I'm another premature greyist . . . actually, with me it's ELECTRIC WHITE . . . and for well over a decade I've been watching nature's highlights take over. I used to be a real hair color dabbler, just thought it was fun, but I sort of revoked premission to play that way once my hair started whiting out. No senior citz roots for me, I said, I'll be true to my old school. But I finally realized that I LIKE to mess about with color, and who cares if somebody thinks I'm trying to hide my age. I red henna-ed my locks, and it's been entertaining watching the whites turn red, then go sorot of autumnal orange, and now drain out to yellow. If I wait long enough they'll probably get to a nicotine tooth color, but I am eager to start the fun again. Roots? Bah! According to Vogue magazine (which I only look at when I am waiting in a salon, which is next to never), roots now a hip fashion statement: "I have better things to do with my time than worry about my hair." Of course, I bet they weren't talking about electric white roots. Think I care?

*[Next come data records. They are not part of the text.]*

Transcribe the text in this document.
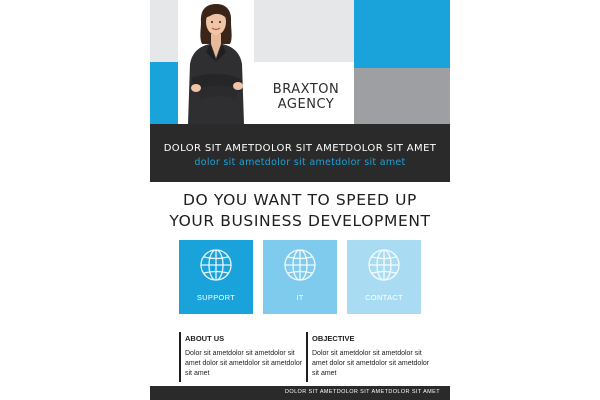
BRAXTON
AGENCY
DOLOR SIT AMETDOLOR SIT AMETDOLOR SIT AMET
dolor sit ametdolor sit ametdolor sit amet
DO YOU WANT TO SPEED UP
YOUR BUSINESS DEVELOPMENT
SUPPORT	IT	CONTACT
ABOUT US
Dolor sit ametdolor sit ametdolor sit amet dolor sit ametdolor sit ametdolor sit amet
OBJECTIVE
Dolor sit ametdolor sit ametdolor sit amet dolor sit ametdolor sit ametdolor sit amet
DOLOR SIT AMETDOLOR SIT AMETDOLOR SIT AMET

And anyway, I DO have better things to do with my time than worry about my hair . . . like practice using spell-check.
CW -- he pulled out your gray hair? Sounds like a certain YW from the Farth Ward I know (remember, GEO?).
GEO -- if I had electric white hair, I would totally go for it! Weren't you the one always threatening to dye your hair platinum blond? Hey, nature is doing it for you! Awesome!!!
No, I'm the one who HAD platinum blonde hair, way before i knew you. But it was not cool electric white.